Notes on good judgement and how to develop it (80,000 Hours)

Link post

This post by 80,000 hours struck me as more than usually relevant to my interests in developing the art of rationality. It doesn’t really say anything new, but it does provide a decent summary of a frame that I think is an important subset of epistemic rationality, in the form of “good judgement”.

More practically, I think of someone with good judgement as someone able to:

  1. Focus on the right questions

  2. When answering those questions, synthesise many forms of weak evidence using good heuristics, and weigh the evidence appropriately

  3. Be resistant to common cognitive biases by having good habits of thinking

  4. Come to well-calibrated conclusions

Owen Cotton-Barratt wrote out his understanding of good judgement, breaking it into ‘understanding’ and ‘heuristics’. His notion is a bit broader than mine.

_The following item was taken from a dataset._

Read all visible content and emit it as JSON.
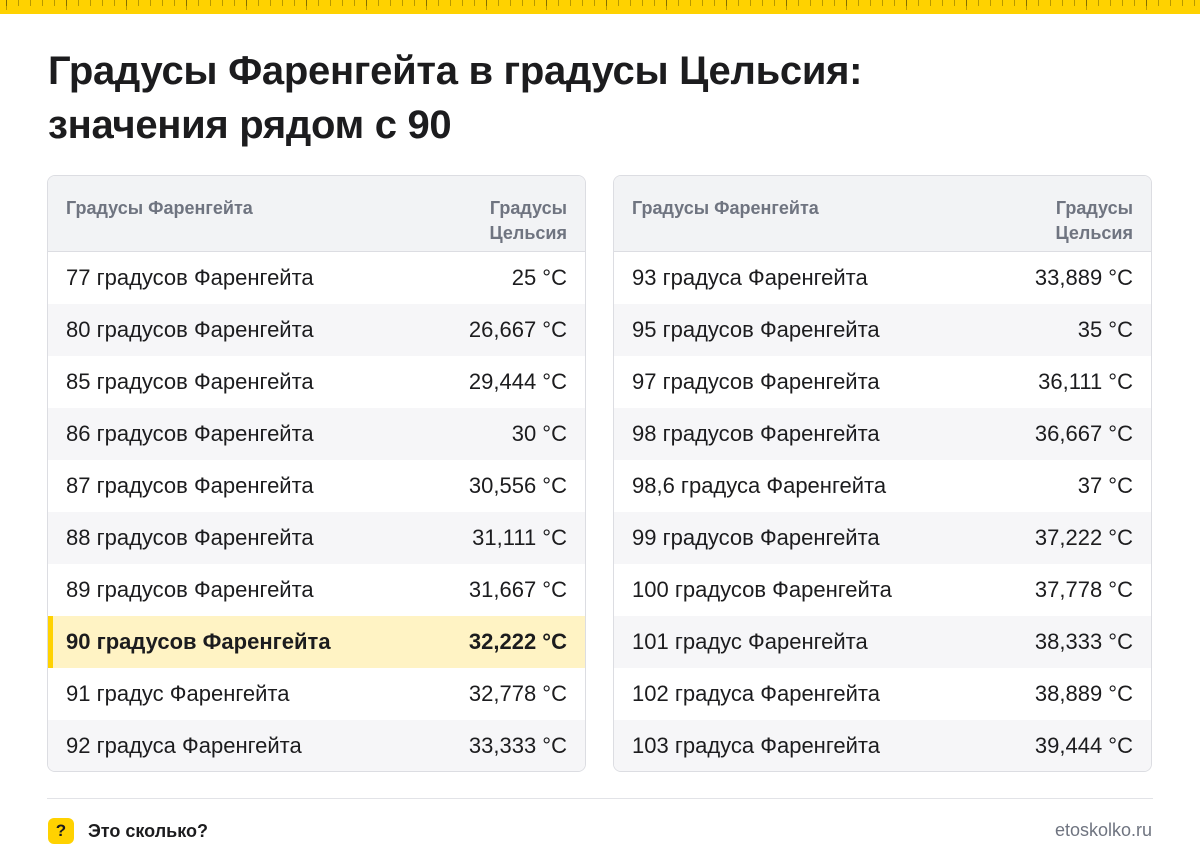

Here are some closely related concepts:

  • Keith Stanovich’s work on ‘rationality’, which seems to be something like someone’s ability to avoid cognitive biases, and is ~0.7 correlated with intelligence (so, closely related but not exactly the same)

  • The cluster of traits (listed later) that make someone a good ‘superforecaster’ in Philip Tetlock’s work (Tetlock also claims that intelligence is only modestly correlated with being a superforecaster)

Here are some other concepts in the area, but that seem more different:

  • Intelligence: I think of this as more like ‘processing speed’ – your ability to make connections, have insights, and solve well-defined problems. Intelligence is an aid in good judgement – since it lets you make more connections – but the two seem to come apart. We all know people who are incredibly bright but seem to often make dumb decisions. This could be because they’re overconfident or biased, despite being smart.

  • Strategic thinking: Good strategic thinking involves being able to identify top priorities, and develop a good plan for working towards those priorities, and improving the plan over time. Good judgement is a great aid to strategy, but a good strategy can also make judgement less necessary (e.g. by creating a good back-up plan, you can minimise the risks of your judgement being wrong).

  • Expertise: Knowledge of the topic is useful all else equal, but Tetlock’s work (covered more below) shows that many experts don’t have particularly accurate judgement.

  • Decision making: Good decision making depends on all of the above: strategy, intelligence, and judgement.

I do disagree with some of the distinctions being made in the post. As an example, just in the section above, the conception of “Intelligence” as “processing speed” is really flawed, and in-practice intelligence already measures something closer to “good judgement”. But overall, the post seems decent as a potential intro into a bunch of rationality stuff.